When it comes to college Kevin explains,

Not everybody goes to Harvard.  And you don’t need to go there to be great. You have the means right now within yourself and if there is anything I can represent to you, is I’m a guy that wasn’t most likely to succeed coming out of high school.  But I made a choice.  And frankly I still make choices every day.”

Plank says that the greatest compliment he ever got was from a guy named Kevin Haley, (Under Armour’s Head of Innovation), “He told me, “You are the most optimistic person I ever met in my life! ,”  and goes on to say…

I can tell that optimism is a stimulus, but great Leaders all have one thing in common — they always have a heard.  People want to hear about what’s possible.  Not what’s not possible.  Under Armour didn’t happen because of me as an individual, Under Armour happened because of the people that I knew and the relationships that I kept.”  

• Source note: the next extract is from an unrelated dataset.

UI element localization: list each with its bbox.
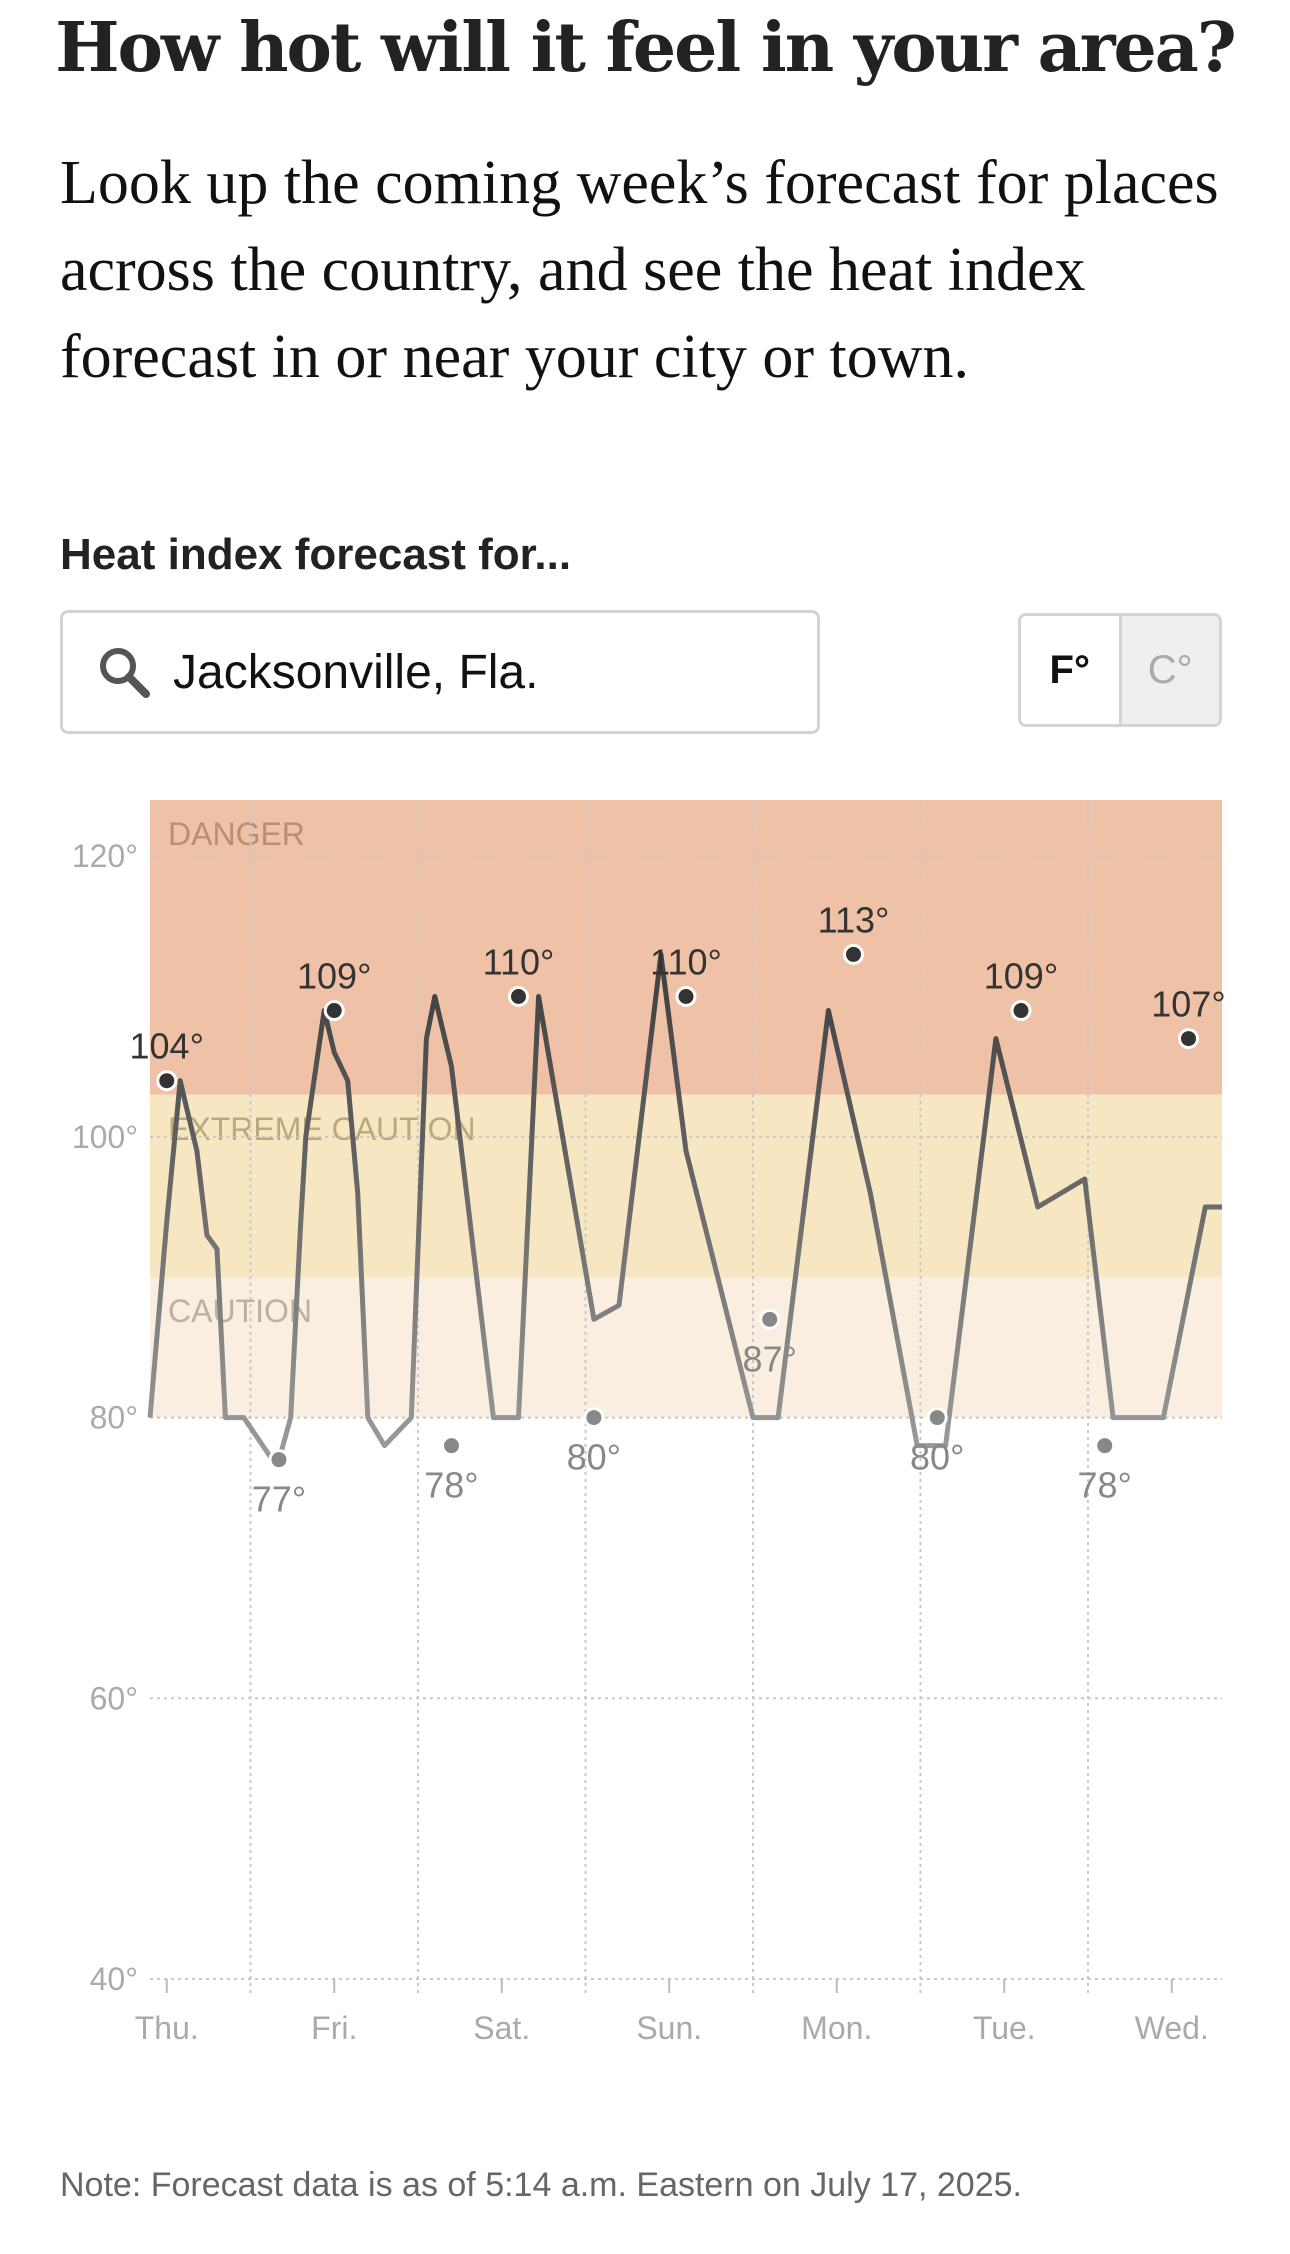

Throughout his high school and college football career, Plank amassed a network of about 25 friends who ended up playing in the NFL.  Leveraging those connections is what helped to put Under Armour on the map.  Knowing how valuable these relationships were and knowing  that these players were probably being approached with an onslaught of people asking for favors, Plank was very careful about how he approached them. He positioned the pitch as though he was doing them a favor, offering them something that would enhance their performance and keep them comfortable, simply saying, “Hey if you like it, wear it.”  He knew that if he got enough people to wear it and like it that it would catch on and grow organically and that’s exactly what happened.

In a mere 18 years since starting Under Armour in his grandmother’s basement, in 2014 Under Armour had it’s“Best year ever.”  Sales were up 30% and stock prices also saw huge gains with a near 60% increase as well.

So no, Kevin Plank didn’t get recruited to the NFL like he once dreamed, but he found a way to stay in the game.  Now, he is the one doing the NFL recruiting – so to speak.  Rather than signing an NFL contract to play football, he is the one doling out the contracts and not only to NFL players, but to the vast array of athletes who represent the Under Armour brand.  In addition to working hard, sticking with it; when it comes to taking the lead position in your own life and becoming the master of your own destiny, it’s put best by Kevin Plank himself, who says, “If I had to say anything, I’d say, Believe That It Can happen!”